Enfurecido, lancei-me sobre ele e nos engalfinhamos na luta novamente, dessa vez para que minha bênção fosse completa: a chave! Depois de muito lutar, consegui tocar na junta do seu cotovelo, desloquei-a com uma luxação, a chave caiu no chão, peguei-a e dei no pé.

O anjo, que se chamava Elias, começou a urrar de dor por causa da sua súbita luxação e, enquanto eu escapava, praguejou para que ursas saíssem da mata e me devorassem. Por sorte o anjo não se chamava Eliseu. Não fosse isso, as ursas – que só ouvem a voz do seu pastor – teriam atendido a seu apelo e eu não estaria aqui para contar a história desse livramento e frustração também, o que eu esclareço a seguir.

Pois bem, vejam como Deus tem seus mistérios: de posse da chave da bênção, abri o baú e havia um pergaminho ardente que não se consumia. Cuidadosamente, para não queimar os dedos, abri-o e havia apenas uma mensagem:

“Perdeu, neguinho – negão não, porque você é baixinho, playboy não, porque você não é branco: quem tem olhos e sabedoria que leia e decifre esse enigma – mas, voltando à mula fria, perdeu, neguinho: se você tivesse perdoado 70 dividido por 70 vezes a pessoa que lhe ofendeu e depois se arrependeu, em vez desse pergaminho ardente, teria um reluzente pote de ouro, sua bênção, ou quem sabe as próximas dezenas da megassena.”

Tão logo terminei a leitura, o pergaminho escapou de minha mão, abrigou-se dentro do baú que se fechou automaticamente, transformou-se em uma carruagem de fogo e foi assunto ao céu, como um raio que vai do oriente ao ocidente.

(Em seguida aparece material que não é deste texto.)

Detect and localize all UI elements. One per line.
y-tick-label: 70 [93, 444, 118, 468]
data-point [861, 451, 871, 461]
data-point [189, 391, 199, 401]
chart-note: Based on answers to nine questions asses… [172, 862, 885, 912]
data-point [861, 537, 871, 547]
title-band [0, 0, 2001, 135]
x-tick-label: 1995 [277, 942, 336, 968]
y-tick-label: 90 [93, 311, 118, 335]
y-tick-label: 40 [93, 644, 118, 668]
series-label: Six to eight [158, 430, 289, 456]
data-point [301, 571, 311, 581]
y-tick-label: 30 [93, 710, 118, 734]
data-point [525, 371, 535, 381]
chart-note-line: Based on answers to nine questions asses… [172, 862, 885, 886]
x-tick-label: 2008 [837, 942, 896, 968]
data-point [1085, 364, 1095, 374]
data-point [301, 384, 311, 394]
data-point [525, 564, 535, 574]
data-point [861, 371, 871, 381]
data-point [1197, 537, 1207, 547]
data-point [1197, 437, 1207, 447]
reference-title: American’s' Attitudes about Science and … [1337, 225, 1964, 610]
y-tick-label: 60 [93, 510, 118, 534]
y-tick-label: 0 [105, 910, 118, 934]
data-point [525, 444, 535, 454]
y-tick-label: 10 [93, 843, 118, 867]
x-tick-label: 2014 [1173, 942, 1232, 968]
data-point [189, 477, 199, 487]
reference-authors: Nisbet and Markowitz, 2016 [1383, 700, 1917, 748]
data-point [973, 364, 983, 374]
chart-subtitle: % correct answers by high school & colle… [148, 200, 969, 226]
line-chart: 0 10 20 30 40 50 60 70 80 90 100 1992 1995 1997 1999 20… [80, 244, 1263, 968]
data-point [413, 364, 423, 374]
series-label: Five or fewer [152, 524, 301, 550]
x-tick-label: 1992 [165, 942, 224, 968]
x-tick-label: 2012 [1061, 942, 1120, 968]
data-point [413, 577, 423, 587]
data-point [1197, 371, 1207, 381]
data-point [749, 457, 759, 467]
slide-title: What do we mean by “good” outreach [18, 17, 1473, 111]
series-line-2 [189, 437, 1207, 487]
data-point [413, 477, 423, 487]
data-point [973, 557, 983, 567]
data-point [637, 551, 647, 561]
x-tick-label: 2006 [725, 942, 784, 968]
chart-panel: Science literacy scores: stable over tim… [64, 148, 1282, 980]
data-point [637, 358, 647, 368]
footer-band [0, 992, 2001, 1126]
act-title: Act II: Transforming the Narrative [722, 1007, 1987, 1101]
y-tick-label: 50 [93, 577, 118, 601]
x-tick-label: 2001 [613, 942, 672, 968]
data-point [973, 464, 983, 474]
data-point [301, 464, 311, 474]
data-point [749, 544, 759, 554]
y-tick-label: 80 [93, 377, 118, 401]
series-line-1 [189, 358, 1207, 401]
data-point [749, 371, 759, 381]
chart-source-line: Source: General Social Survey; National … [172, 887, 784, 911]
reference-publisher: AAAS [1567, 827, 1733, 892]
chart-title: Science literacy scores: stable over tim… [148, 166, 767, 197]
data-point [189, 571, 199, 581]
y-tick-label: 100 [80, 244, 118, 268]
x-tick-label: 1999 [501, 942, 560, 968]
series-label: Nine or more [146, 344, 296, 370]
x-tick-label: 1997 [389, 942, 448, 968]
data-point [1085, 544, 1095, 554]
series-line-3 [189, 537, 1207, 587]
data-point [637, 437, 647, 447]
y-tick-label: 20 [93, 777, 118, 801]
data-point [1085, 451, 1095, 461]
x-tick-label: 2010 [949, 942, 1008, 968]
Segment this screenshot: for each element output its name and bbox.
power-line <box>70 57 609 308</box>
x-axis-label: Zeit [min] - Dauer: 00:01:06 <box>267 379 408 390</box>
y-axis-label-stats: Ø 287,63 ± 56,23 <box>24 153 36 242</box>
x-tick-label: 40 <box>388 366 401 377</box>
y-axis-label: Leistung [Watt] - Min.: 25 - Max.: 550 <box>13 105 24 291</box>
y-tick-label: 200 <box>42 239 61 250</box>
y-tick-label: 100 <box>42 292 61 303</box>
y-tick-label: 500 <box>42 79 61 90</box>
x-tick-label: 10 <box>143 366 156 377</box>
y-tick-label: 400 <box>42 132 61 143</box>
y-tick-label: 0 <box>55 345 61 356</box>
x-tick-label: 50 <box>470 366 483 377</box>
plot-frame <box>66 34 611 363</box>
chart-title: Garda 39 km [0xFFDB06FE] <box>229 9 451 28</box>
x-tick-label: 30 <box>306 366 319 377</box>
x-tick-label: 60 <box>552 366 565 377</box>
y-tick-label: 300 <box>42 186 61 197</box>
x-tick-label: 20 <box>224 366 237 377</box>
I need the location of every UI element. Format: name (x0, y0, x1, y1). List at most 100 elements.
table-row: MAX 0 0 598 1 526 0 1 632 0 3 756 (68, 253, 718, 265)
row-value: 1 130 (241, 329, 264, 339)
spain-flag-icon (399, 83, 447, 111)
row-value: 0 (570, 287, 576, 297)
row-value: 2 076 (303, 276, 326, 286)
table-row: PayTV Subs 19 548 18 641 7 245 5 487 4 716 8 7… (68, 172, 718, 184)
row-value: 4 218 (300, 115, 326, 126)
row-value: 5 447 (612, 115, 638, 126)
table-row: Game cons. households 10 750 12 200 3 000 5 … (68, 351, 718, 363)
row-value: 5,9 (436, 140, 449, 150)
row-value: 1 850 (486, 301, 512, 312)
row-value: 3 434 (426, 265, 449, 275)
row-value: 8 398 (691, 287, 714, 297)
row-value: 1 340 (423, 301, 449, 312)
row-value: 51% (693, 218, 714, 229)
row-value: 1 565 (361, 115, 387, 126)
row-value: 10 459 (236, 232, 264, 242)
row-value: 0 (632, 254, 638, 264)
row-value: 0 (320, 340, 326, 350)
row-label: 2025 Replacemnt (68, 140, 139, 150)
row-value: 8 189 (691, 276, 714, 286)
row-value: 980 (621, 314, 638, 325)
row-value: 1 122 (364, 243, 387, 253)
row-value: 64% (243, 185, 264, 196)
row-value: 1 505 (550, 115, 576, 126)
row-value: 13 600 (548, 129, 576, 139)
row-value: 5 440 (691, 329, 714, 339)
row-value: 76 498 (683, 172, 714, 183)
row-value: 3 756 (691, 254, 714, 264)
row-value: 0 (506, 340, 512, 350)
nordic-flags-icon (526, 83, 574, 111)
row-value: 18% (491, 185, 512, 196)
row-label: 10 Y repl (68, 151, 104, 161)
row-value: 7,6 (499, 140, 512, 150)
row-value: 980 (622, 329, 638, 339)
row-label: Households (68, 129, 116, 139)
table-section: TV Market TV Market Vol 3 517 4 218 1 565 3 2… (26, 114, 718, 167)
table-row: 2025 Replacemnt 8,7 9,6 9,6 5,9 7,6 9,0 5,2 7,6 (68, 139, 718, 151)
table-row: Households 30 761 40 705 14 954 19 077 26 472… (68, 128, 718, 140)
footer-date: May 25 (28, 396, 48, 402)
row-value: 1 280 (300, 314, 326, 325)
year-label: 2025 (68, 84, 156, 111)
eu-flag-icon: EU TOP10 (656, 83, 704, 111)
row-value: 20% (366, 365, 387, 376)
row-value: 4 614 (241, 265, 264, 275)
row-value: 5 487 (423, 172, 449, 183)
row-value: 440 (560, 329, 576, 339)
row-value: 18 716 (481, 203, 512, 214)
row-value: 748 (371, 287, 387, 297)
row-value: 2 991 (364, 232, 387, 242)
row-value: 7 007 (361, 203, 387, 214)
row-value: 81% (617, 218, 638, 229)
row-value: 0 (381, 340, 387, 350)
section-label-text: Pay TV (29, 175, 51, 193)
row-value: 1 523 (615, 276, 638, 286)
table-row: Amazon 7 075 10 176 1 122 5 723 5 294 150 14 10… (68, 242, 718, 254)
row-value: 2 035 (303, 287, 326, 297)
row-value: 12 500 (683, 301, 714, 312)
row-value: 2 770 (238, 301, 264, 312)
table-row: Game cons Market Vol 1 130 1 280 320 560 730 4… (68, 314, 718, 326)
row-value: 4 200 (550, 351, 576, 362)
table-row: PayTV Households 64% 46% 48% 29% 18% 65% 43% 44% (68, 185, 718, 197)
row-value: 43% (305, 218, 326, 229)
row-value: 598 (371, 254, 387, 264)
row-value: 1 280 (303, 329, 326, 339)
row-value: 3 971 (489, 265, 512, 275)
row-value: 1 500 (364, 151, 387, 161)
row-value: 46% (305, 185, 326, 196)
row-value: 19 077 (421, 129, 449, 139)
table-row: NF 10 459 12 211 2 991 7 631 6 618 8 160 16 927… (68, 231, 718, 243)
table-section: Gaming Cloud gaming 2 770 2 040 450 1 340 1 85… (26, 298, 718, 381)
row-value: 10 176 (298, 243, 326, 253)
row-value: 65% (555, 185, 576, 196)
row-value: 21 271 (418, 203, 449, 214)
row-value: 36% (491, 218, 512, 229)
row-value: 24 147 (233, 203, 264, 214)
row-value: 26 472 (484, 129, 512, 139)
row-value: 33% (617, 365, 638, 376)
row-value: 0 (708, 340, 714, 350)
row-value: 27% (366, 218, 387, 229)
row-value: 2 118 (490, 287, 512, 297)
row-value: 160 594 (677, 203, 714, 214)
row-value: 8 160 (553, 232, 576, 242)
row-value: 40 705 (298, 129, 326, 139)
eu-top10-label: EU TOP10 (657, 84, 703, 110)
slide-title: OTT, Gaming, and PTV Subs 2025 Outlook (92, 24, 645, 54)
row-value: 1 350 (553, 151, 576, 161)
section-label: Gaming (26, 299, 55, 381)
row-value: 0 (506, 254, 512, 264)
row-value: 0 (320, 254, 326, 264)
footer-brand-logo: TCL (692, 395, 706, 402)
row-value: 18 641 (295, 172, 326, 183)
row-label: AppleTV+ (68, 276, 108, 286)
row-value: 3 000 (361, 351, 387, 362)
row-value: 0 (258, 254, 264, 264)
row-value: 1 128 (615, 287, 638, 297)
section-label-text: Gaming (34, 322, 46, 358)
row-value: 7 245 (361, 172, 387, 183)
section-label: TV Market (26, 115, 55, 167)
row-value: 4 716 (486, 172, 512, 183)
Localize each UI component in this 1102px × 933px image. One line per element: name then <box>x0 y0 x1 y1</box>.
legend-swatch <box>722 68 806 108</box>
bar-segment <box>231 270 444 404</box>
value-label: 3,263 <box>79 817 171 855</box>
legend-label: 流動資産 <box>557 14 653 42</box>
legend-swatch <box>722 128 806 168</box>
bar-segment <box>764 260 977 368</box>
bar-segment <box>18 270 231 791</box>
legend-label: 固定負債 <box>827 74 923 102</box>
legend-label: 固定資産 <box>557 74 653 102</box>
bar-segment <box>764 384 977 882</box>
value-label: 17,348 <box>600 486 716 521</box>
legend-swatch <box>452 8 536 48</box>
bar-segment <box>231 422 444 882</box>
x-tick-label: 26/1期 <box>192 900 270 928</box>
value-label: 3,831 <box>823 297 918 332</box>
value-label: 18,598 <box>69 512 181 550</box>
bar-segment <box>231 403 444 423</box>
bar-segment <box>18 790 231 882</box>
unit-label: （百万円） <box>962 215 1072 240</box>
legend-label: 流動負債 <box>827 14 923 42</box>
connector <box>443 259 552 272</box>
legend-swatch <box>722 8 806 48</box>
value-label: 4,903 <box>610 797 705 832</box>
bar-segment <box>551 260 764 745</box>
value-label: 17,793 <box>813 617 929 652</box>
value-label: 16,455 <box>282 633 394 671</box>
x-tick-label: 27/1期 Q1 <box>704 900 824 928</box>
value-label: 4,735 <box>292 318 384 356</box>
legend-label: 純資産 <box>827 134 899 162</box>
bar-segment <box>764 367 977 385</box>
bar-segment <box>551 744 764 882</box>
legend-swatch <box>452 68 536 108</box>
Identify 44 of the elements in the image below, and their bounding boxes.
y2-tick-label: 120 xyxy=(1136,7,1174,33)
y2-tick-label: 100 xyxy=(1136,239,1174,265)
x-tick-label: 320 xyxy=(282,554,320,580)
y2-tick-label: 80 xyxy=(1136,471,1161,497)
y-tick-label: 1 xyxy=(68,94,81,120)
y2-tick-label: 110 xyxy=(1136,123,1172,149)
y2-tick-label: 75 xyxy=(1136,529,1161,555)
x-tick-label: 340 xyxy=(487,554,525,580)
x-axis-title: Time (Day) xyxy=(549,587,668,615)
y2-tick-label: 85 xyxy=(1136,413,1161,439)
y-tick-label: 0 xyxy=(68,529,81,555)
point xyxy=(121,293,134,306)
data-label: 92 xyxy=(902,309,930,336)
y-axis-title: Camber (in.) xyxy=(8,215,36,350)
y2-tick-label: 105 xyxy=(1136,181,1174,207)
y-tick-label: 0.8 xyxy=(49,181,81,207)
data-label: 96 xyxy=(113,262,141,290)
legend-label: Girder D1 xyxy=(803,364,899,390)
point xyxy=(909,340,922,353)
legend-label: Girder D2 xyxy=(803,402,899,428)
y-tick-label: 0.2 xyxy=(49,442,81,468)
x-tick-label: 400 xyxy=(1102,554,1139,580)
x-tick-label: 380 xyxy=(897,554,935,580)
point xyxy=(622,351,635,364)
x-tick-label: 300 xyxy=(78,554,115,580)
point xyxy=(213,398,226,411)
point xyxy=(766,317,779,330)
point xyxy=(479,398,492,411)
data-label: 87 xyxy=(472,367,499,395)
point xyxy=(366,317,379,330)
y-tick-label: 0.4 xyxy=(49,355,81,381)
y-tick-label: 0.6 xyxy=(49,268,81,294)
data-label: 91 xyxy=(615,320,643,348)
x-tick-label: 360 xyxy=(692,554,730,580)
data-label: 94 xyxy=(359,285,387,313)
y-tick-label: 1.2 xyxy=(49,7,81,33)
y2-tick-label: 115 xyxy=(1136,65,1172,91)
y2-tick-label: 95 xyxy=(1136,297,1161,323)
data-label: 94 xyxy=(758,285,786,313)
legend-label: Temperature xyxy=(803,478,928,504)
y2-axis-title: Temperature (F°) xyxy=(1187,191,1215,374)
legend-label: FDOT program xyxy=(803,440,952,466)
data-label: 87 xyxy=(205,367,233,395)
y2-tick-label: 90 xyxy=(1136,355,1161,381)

Eu fiquei a ver navios mas aprendi a lição: procurei a pessoa que me ofendeu, pedi-lhe perdão, assim como lhe perdoei os seus pecados. Porque, da próxima vez que cruzar com o anjo, ele não me escapa, o danado.


Portanto, fica a dica dessa minha experiência:

Seja pronto para perdoar
e tardio para se ofender
e desfrute de todas as bênçãos
que a Fortuna tem preparado para você.